Buying property off-the-plan, if done well, can be the beginning of a profitable journey for investors and owner-occupiers alike. And that means you too, first-home owner.
If executed well, buying off-the-plan can reap substantial rewards. And by ‘executed well’ we mean: consider market timing, do your research, make peace with your nerves and get a really good lawyer to help navigate the complex contract you’re about to cradle.
Increasingly, it’s not just investors who buy off-the-plan, with owner occupiers also seeing the up-side of buying tomorrow’s investment at today’s price.
So, let’s look at some of the factors that influence an off-the-plan purchase:
1. Market timing
There’s no shortage of data showing that people are increasingly moving away from rural areas and concentrating in big cities. With land prices what they are and undeveloped land a scarcity in city areas, the only way is up. Literally. People are increasingly living in medium density housing (shop-talk for apartments). And it’s these types of more dense living options that are often marketed off-the plan, as well as being the residence of choice for inner-city dwellers. Of course, no discussion on market timing would be complete without looking at the how the real estate market is performing too. This will obviously influence your decision greatly.
2. Do your research
The risks associated with off-the-plan purchases going pear-shaped are there. Google it, you’re sure to find some horror stories. But with thorough research you can buy from a trusted developer with a proven track record. In short, reputable developers tend to make fewer mistakes. And where possible, try to inspect properties that the developer has completed so you can gauge the quality of the workmanship.
3. Make peace with your nerves
At the end of the day, the logic of buying an off the plan property is similar to other investments. You need to weigh the pros and cons as they apply to your life and circumstances. You will also need to understand your level of appetite for taking risks and your ability to mitigate them; because buying off the plan means that you are buying something you can neither see nor touch. You are essentially buying a promise.

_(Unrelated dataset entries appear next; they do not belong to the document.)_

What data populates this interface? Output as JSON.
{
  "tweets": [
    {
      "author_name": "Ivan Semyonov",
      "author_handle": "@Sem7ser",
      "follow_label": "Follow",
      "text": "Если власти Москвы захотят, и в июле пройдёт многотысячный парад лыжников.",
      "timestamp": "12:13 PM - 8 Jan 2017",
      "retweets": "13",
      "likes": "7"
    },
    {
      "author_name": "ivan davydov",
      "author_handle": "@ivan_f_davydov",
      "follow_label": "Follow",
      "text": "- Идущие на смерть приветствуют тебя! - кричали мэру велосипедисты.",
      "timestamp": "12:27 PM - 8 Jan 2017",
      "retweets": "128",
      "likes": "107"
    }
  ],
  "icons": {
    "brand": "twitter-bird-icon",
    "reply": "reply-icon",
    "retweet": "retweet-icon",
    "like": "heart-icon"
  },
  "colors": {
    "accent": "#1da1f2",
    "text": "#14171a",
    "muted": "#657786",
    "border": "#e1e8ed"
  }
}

4. Get a good lawyer, But …
Get intimate with the contract. Seriously. If you’re going to do this right, and your research is showing up mostly green lights, then the contract is king (or queen). And it’s possibly your back door if things go wrong. Don’t hand this responsibility to your lawyer – a good property lawyer is still vital to this process – but you are the one making the transaction. And you are the one that needs to fully understand all possible areas of risk and what your next move might be in all given circumstances.
Buying off-the-plan is not for the faint-hearted. It’s not for the impulsive type. And nor is it for those who think ‘due diligence’ would make a great name for a character in a romance novel.
There’s a lot of good procedural-type information out there. Information that will help you to understand the process and pros and cons of buying off-the-plan. Get online and educate yourself.
Still, with all that said, buying off-the-plan can be a complex and a sometimes risky path to financial nirvana, but clearly you’d be out of your mind not to consider it an option if you’re looking for property, when so many have gone before you and come out the other end satisfied.